We don't use electricity data for individual houses. The 2021 Census Administrative Data Privacy Impact Assessment recommended using electricity data cautiously. So we will only use this information at an area level for the 2021 Census.

Although this information is less exact when we use it for an area, it still gives us an important sign of whether homes are occupied or not because it's more up to date than government data.  Government data is updated more slowly and is a better sign of whether a house is empty or occupied over the long-term.

Download
Table 1: The types of indicators we use to assess if a house was empty or occupied
Individual or group of housesIndicators we useData source
Individual house
  • The possible number, sex, and age group of people living in the house.
  • Whether the people who probably live in the house recently used a government service.
  • The type of house, such as a stand-alone house or an apartment.
  • Medicare
  • Centrelink
  • Australian Taxation Office
  • Our Address Register
A group of houses across a wide area
  • An estimated occupancy rate at Census time for houses in the area where we don't know if they were occupied or not – using electricity data.
  • The estimated occupancy rate across all houses in the area from the 2016 Census.
  • Electricity use
  • 2016 Census

 

We use these indicators to assess whether houses that didn’t send us a form were empty or occupied. For example, if Centrelink data shows that someone in the house recently received a government payment, we will probably decide it's occupied.  On the other hand, if the house is in an area where electricity use shows that not many houses are occupied, we will probably decide it's empty.

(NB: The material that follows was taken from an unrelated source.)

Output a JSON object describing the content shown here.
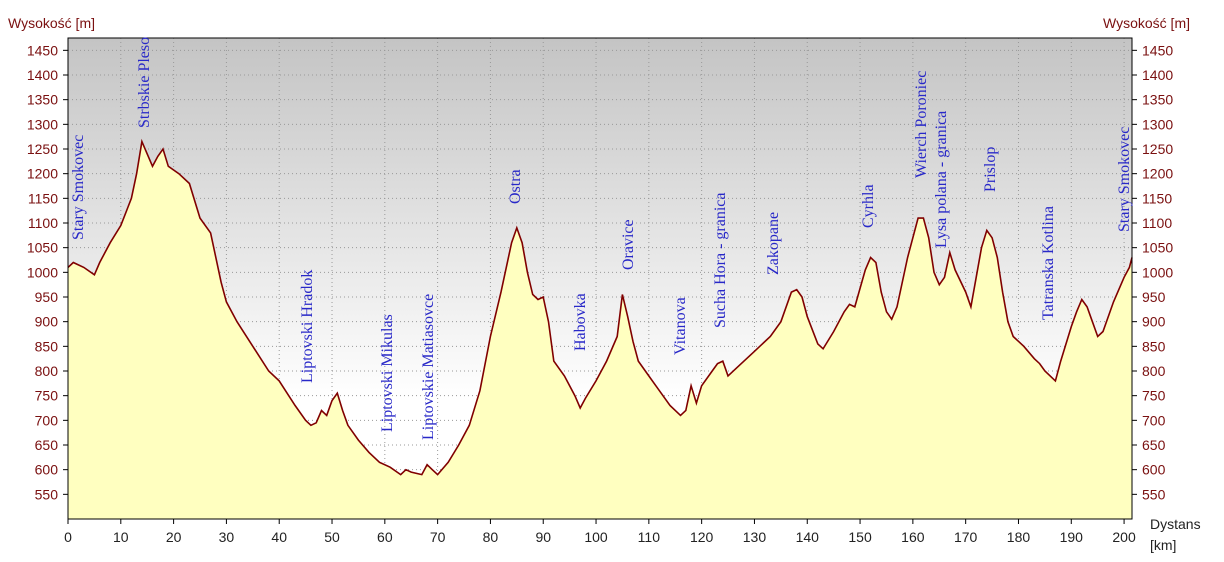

We have developed a set of rules (a statistical model) based on the indicators in Table 1, using 2016 data. These rules decide whether a house was occupied, without our staff looking at the indicators.

When we use the new rules on 2016 Census data, it shows that we would have decided that another 1.7% of houses were empty. This would have reduced the Census count of people by about 2%. (Our official population estimates wouldn't have changed because we create those using a separate process.) These new numbers match closely with estimates from the 2016 Post Census Review. This makes us confident that we're improving the Census counts.

We expect to see bigger decreases in Census counts in inner-city areas. There are lots of high-rise apartments in these areas and it's harder to tell if the apartments are empty.  If we had used this new method in 2016, counts for some of these areas would have been 5-10% lower.

Adjusting the Census count

For the 2021 Census, we will also use administrative data to help choose donor houses with people who are similar in age to the people who were missed.

For houses we decide are occupied on Census night, we first work out the number and ages of people at the house from government data (see Table 1 above).  We then use this information to help choose a donor house from the Census that has people of the right age.

For example, administrative data may show that two people aged 30–34 live in a house that we decided was occupied.  We then choose a donor house from the Census where administrative data also shows that there were two people aged 30–34.  The Census counts from this donor house are copied across for the missed people.  This should give us counts of people in the right age group rather than just choosing a house in the same area at random.

We don’t use the administrative data counts as direct replacements for people missed in the house.  This is something we may think about in the future, but we need to do further research to understand if this would be appropriate.